A. Occultations are where an object passes in front of a path of a star’s light and blocks out the light. Solar eclipses, for example, are a specific form of occultation. What’s cool about that is that it necessitates the ability of any occultation team to be mobile, as the shadows from these events can occur anywhere in the world, and to catch these types of events you want to be right on the center line of the path. It’s adventure astronomy.
Q. How did you get involved in this project?
A. It started when I was working with Mike Skrutskie on a different project and he asked if there would be any undergrad interest in occultation work. I contacted some undergraduate friends of mine and for a couple of months we met with Mike Skrutskie, Anne Verbiscer and Matt Nelson early every Friday morning. Another professor, John Wilson, as well as other astronomy undergraduates joined shortly before the events in South Africa in June, and Argentina in July. We did a lot of training in preparation, with some of the best instruments possible for this kind of work. We were well-prepared when the time came to make the observations.

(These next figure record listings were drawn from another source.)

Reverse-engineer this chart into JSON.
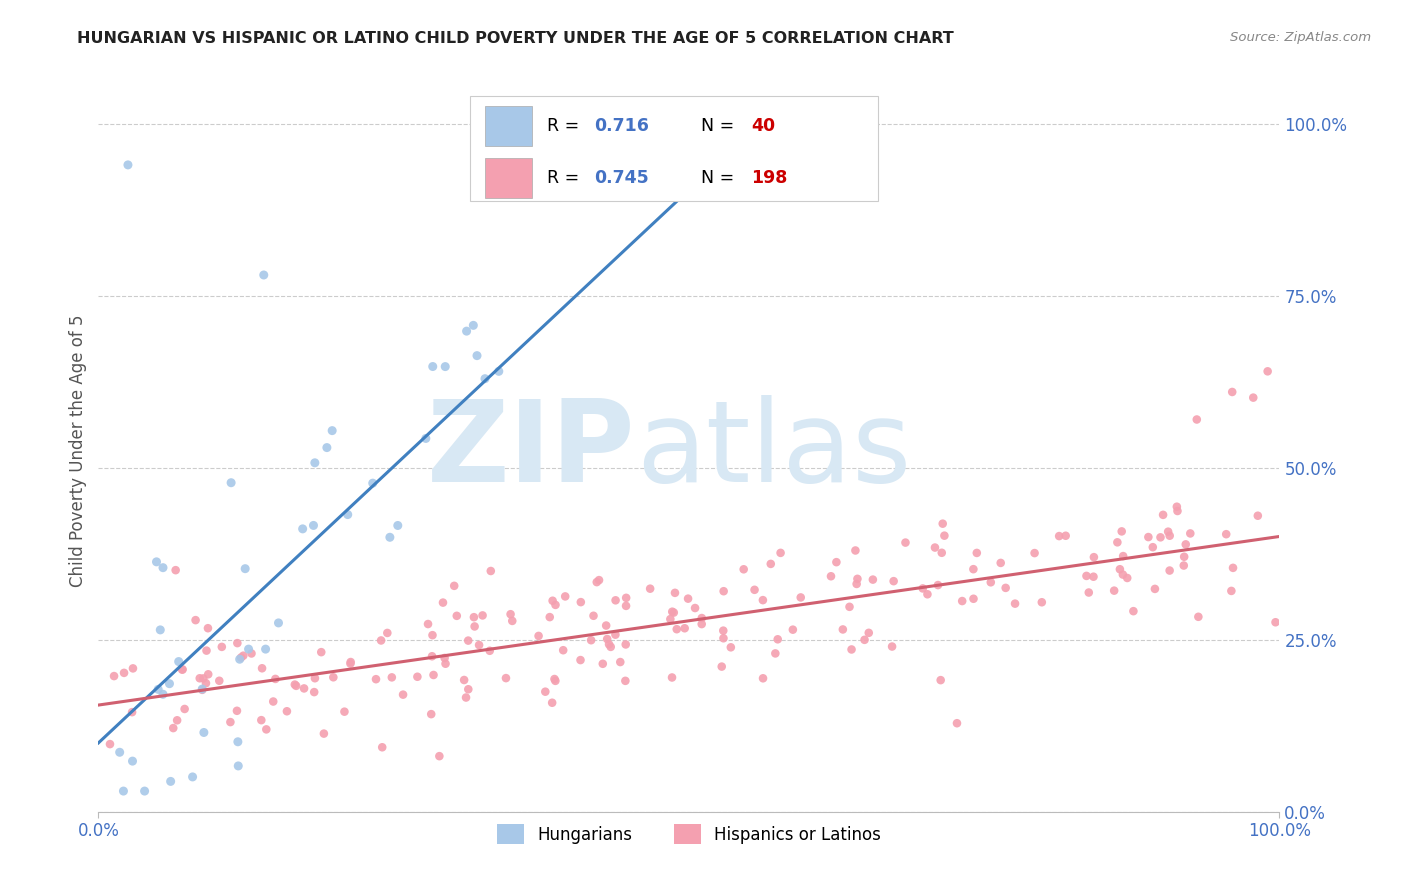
{
  "title": "HUNGARIAN VS HISPANIC OR LATINO CHILD POVERTY UNDER THE AGE OF 5 CORRELATION CHART",
  "source": "Source: ZipAtlas.com",
  "ylabel": "Child Poverty Under the Age of 5",
  "legend_blue_R": "0.716",
  "legend_blue_N": "40",
  "legend_pink_R": "0.745",
  "legend_pink_N": "198",
  "legend_label_blue": "Hungarians",
  "legend_label_pink": "Hispanics or Latinos",
  "blue_color": "#a8c8e8",
  "pink_color": "#f4a0b0",
  "trendline_blue": "#4080c0",
  "trendline_pink": "#d06070",
  "R_N_blue_color": "#4472c4",
  "R_N_pink_R_color": "#4472c4",
  "N_color": "#cc0000",
  "watermark_zip": "ZIP",
  "watermark_atlas": "atlas",
  "watermark_color": "#d8e8f4",
  "background_color": "#ffffff",
  "grid_color": "#cccccc",
  "title_color": "#222222",
  "axis_tick_color": "#4472c4",
  "ytick_vals": [
    0.0,
    0.25,
    0.5,
    0.75,
    1.0
  ],
  "ytick_labels": [
    "0.0%",
    "25.0%",
    "50.0%",
    "75.0%",
    "100.0%"
  ],
  "xtick_vals": [
    0.0,
    1.0
  ],
  "xtick_labels": [
    "0.0%",
    "100.0%"
  ],
  "blue_trend_x0": 0.0,
  "blue_trend_y0": 0.1,
  "blue_trend_x1": 0.56,
  "blue_trend_y1": 1.0,
  "pink_trend_x0": 0.0,
  "pink_trend_y0": 0.155,
  "pink_trend_x1": 1.0,
  "pink_trend_y1": 0.4
}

Q. Did you have any personal adventures when you were in South Africa and later Argentina?
A. This trip is probably the most important event of my undergrad career. I had the opportunity to speak with a number of other professors at other schools in preparation for graduate school, and I learned a lot about the whole business of occultations, optics and the engineering involved in telescopes.
Besides that, it was awesome to be able to travel all across two countries, be a tourist along with a team of scientists, and get to know those professors on a much more personal level. I have a lot of love for Mike, Anne, Matt and John. Letting us be involved in a mission like this was a great privilege, and certainly made an impact on my life.
Q. Why did you choose astronomy as your major?
A. Space has always been an exciting place. Any child will corroborate. Astronomy’s a special science. The information we know about the universe and much of astronomy has to be found in incredibly clever ways because the scale is just so far off of our own. The timescales span billions of years, and the distances impossibly large. Something about that inspires awe, and besides, it’s an outlet for my own nerdy tendencies.
I started out studying aerospace engineering, but I found it to be entirely too practical on its own, and by adding astronomy I think I regained some of the mysticism.